My impression is that some people make it difficult for themselves by mistrusting or even attempting actively to suppress their instinct/intuition.
I'll additionally make two extra points:
(1) I think there is a difference between the way pros learn and amateurs learn, and most of the discussion here is ignoring pros. In the case of amateurs, possibly from having to make do with scarce resources, we suffer from having a mixture of shape and movement elements (and, as I've already said, a surfeit of the shape element in the western case). In part I suspect this is because amateurs learn too much from diagrams in books and not enough from the mixture of words and hand movements on the board that you get from a live teacher - the typical way a young pro-to-be learns. I have tried to redress the balance a little with my Go Wisdom format, i.e. dispensing with variation diagrams as much as possible.

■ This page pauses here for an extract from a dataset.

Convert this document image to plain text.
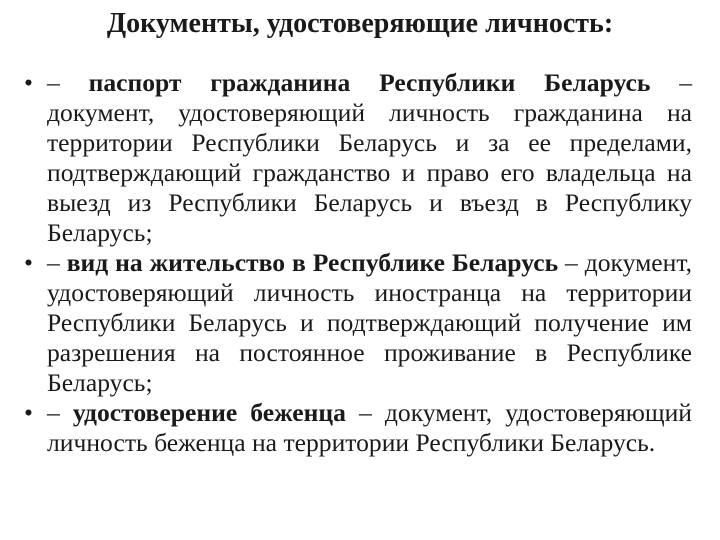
Документы, удостоверяющие личность:
• – паспорт гражданина Республики Беларусь – документ, удостоверяющий личность гражданина на территории Республики Беларусь и за ее пределами, подтверждающий гражданство и право его владельца на выезд из Республики Беларусь и въезд в Республику Беларусь;
• – вид на жительство в Республике Беларусь – документ, удостоверяющий личность иностранца на территории Республики Беларусь и подтверждающий получение им разрешения на постоянное проживание в Республике Беларусь;
• – удостоверение беженца – документ, удостоверяющий личность беженца на территории Республики Беларусь.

(2) I have mentioned a couple of times that music helps us learn dances. It may seem there is no equivalent in go. But I wonder whether what is meant by whole-board vision is really the equivalent (like the "music of the spheres"). I have an impression that many amateurs think that acquiring whole-board vision simply means trying to remember to look at each part in turn, static portion after static portion. I suspect pros, in contrast, literally "see" the whole board at once, that is they have an awareness of what is going on everywhere simultaneously, and that's because they see it all as the "flow" of the game - or, if you like, they intuitively sense the moving "music" of the game.